A collection of Big Apple-based stories, interweaved through the small coincidences and shared paths of city life, and sharing a common theme of the universal search for love and romance.
By their very nature, anthology films can be hit and miss — this one being no exception — and can suffer from the lack of a linear plot. This follow-up to 2006’s Paris, Je T’Aime — with Shanghai, I Love You, Jerusalem, I Love You and Rio, Eu Te Amo planned — benefits from its host city’s incomparable magnetism as we navigate vignettes from the quirky, to the sad, to the touching, to the sassy, in the company of a truly stellar cast.

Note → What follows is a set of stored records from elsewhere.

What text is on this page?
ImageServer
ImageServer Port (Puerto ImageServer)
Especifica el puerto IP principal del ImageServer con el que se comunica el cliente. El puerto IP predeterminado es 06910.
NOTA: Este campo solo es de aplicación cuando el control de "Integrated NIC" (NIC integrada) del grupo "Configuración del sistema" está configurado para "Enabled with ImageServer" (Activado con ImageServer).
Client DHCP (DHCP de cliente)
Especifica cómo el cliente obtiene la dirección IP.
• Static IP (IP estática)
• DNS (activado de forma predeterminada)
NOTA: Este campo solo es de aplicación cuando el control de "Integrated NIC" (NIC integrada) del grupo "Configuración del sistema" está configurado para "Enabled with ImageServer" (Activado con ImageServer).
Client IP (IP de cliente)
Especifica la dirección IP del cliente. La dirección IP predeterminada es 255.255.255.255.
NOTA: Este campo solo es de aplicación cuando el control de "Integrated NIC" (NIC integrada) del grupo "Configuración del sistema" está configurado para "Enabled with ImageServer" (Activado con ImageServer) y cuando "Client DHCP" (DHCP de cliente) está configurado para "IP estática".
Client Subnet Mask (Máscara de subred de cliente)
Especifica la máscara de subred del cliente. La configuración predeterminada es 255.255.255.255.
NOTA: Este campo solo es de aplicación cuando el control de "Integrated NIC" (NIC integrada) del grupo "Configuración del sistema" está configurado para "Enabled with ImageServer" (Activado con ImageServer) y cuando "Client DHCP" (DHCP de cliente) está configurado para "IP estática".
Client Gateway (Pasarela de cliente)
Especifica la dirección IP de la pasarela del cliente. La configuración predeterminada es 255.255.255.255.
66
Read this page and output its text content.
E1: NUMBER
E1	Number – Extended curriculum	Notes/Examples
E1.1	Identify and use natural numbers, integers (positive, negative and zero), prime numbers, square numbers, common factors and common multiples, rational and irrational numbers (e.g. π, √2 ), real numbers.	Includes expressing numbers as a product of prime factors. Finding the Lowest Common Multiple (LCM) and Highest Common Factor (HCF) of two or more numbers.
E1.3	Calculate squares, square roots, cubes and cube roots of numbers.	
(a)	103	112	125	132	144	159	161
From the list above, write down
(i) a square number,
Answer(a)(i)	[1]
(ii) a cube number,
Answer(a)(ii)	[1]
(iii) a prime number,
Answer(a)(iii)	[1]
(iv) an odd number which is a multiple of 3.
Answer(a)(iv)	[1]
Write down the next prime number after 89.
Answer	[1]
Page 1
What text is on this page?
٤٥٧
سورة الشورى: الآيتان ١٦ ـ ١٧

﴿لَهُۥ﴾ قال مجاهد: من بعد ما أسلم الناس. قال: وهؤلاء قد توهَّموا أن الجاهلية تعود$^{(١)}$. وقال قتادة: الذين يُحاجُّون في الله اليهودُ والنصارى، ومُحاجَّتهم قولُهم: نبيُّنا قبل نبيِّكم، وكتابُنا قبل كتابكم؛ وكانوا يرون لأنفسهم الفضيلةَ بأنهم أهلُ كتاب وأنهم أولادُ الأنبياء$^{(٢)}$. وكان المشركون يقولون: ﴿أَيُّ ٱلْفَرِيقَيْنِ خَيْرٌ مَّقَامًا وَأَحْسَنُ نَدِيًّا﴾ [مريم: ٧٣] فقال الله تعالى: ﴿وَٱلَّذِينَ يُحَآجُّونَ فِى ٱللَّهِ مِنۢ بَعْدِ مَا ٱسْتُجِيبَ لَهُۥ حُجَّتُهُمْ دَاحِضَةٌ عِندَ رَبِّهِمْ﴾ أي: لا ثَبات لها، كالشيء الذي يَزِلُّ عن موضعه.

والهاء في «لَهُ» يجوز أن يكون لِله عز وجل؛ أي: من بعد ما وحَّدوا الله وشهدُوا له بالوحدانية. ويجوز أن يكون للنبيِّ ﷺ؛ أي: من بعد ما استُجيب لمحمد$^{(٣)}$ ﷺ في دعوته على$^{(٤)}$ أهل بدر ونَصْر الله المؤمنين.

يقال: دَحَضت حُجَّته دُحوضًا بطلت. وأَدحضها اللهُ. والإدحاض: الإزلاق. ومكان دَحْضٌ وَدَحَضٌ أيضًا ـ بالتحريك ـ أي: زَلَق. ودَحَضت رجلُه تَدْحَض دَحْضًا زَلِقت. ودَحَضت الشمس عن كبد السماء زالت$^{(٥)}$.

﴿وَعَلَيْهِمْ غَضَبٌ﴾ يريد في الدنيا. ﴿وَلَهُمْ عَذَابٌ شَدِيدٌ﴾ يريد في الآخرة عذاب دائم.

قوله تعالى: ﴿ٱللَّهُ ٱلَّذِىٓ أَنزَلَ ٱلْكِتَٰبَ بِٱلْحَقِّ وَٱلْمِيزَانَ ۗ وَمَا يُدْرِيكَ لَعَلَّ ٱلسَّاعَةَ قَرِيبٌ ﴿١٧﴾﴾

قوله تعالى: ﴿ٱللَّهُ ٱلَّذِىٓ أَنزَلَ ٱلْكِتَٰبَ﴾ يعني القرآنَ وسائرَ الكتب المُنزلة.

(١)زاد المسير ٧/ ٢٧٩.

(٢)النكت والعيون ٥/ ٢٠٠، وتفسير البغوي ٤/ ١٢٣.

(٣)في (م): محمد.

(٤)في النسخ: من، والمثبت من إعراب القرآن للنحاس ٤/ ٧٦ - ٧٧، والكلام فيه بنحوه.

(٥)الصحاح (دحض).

More successful are the cheekier segments, the lighter touch a lovely fit with the bewitching sense of possibility that throbs throughout the city. Jiang Wen presents Hayden Christensen as a highly personable pickpocket, meeting his match in Andy Garcia as he tries to squire The O. C.’s Rachel Bilson. None-more-New-York Ethan Hawke also scores — or does he? — in Yvan Attal’s wordy, witty encounter between an aspiring writer and his smoking (in every sense) objet désir (Maggie Q). Paris Je T’Aime veteran Natalie Portman multi-tasks, starring as a Hasidic woman on the eve of her wedding for Mira Nair, and also making her directorial debut with one of the stronger pieces, following a male dancer (Carlos Acosta) and his young charge on a day trip to Central Park. Hers is a quietly challenging piece, and suggests Portman is a talent to follow behind the camera as much as before.
Also effective are Allen Hughes’ sexy union of Bradley Cooper and Drea de Matteo, a heady mix of doubt and desire, Fatih Akin’s portrait of an artist (Ugur Yücel) finding his muse in Chinese herbalist Shu Qi, Joshua Marston’s sour-sweet yet wistful snapshot of an elderly couple, and Shekhar Kapur’s unsettling segment starring Julie Christie, John Hurt and Shia LaBeouf, scripted by the late Anthony Minghella.
It’s less successful when taking itself too seriously. There’s a self-consciousness about Shunji Iwai’s look at a film score composer (Orlando Bloom) under pressure to read the source novel for his latest movie, not least in Bloom’s performance, while Brett Ratner’s tale of a reluctant teen taking a disabled date to the prom aims for a clever joke but falters with a dicey punchline — though it’s fun to see James Caan as a gruff local shopkeeper in a seeming nod to It’s A Wonderful Life. So, a mixed bag, but one with some quiet triumphs.
As with Paris, Je TAime, New York, I Love You works as both romance film and seductive travelogue, but some will find its arty posturing more maddening than magical.